La strategia su una sola sosta e una gestione oculatissima degli pneumatici regalano insperatamente a Daniel Ricciardo il gradino più basso del podio di Silverstone. Sebastian Vettel spreca la sua prima fila con una partenza inopinata, ma elargisce pazzesche emozioni nel duello con Fernando Alonso che gli vale la quinta posizione al traguardo.

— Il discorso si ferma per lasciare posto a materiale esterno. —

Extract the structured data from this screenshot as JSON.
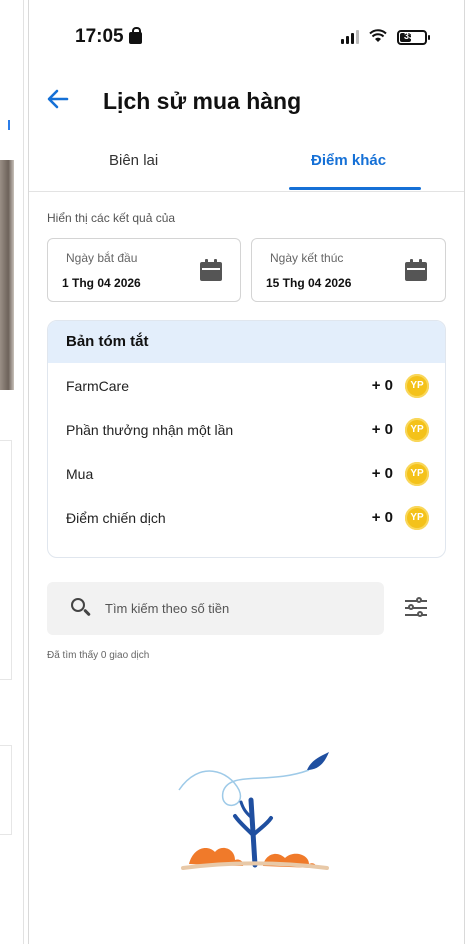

during the British Formula One Grand Prix at Silverstone Circuit on July 6, 2014 in Northampton, United Kingdom.

Sul podio di Silverstone c’è una Red Bull, ma non è quella che da pronostico ci si sarebbe aspettati. E’ Daniel Ricciardo ad andarsi a prendere il terzo trofeo del Gp di Gran Bretagna 2014. Un risultato importante che l’Aussie ha costruito risalendo pazientemente la classifica dall’ottava posizione in griglia, cambiando in corsa la sua strategia (da due a una sola sosta) e gestendo con enorme cautela gli pneumatici. Un po’ di rammarico per Sebastian Vettel, che ha bruciato la sua partenza dalla seconda piazza, piantandosi allo start e facendosi sopravanzare dalle due McLaren e da Lewis Hamilton.

Nella gara sconvolta dall’incidente di Kimi Raikkonen, le due Red Bull cambiano i propri piani sin dalla ripartenza, scegliendo di affrontare il difficile stint su gomme dure nella prima fase di gara, per potere poi avere le mescole più performanti con la macchina leggera. Al secondo start dietro la safety car, infatti, sia Vettel che Ricciardo (rispettivamente quinto e settimo) montano le PZero Orange Hard.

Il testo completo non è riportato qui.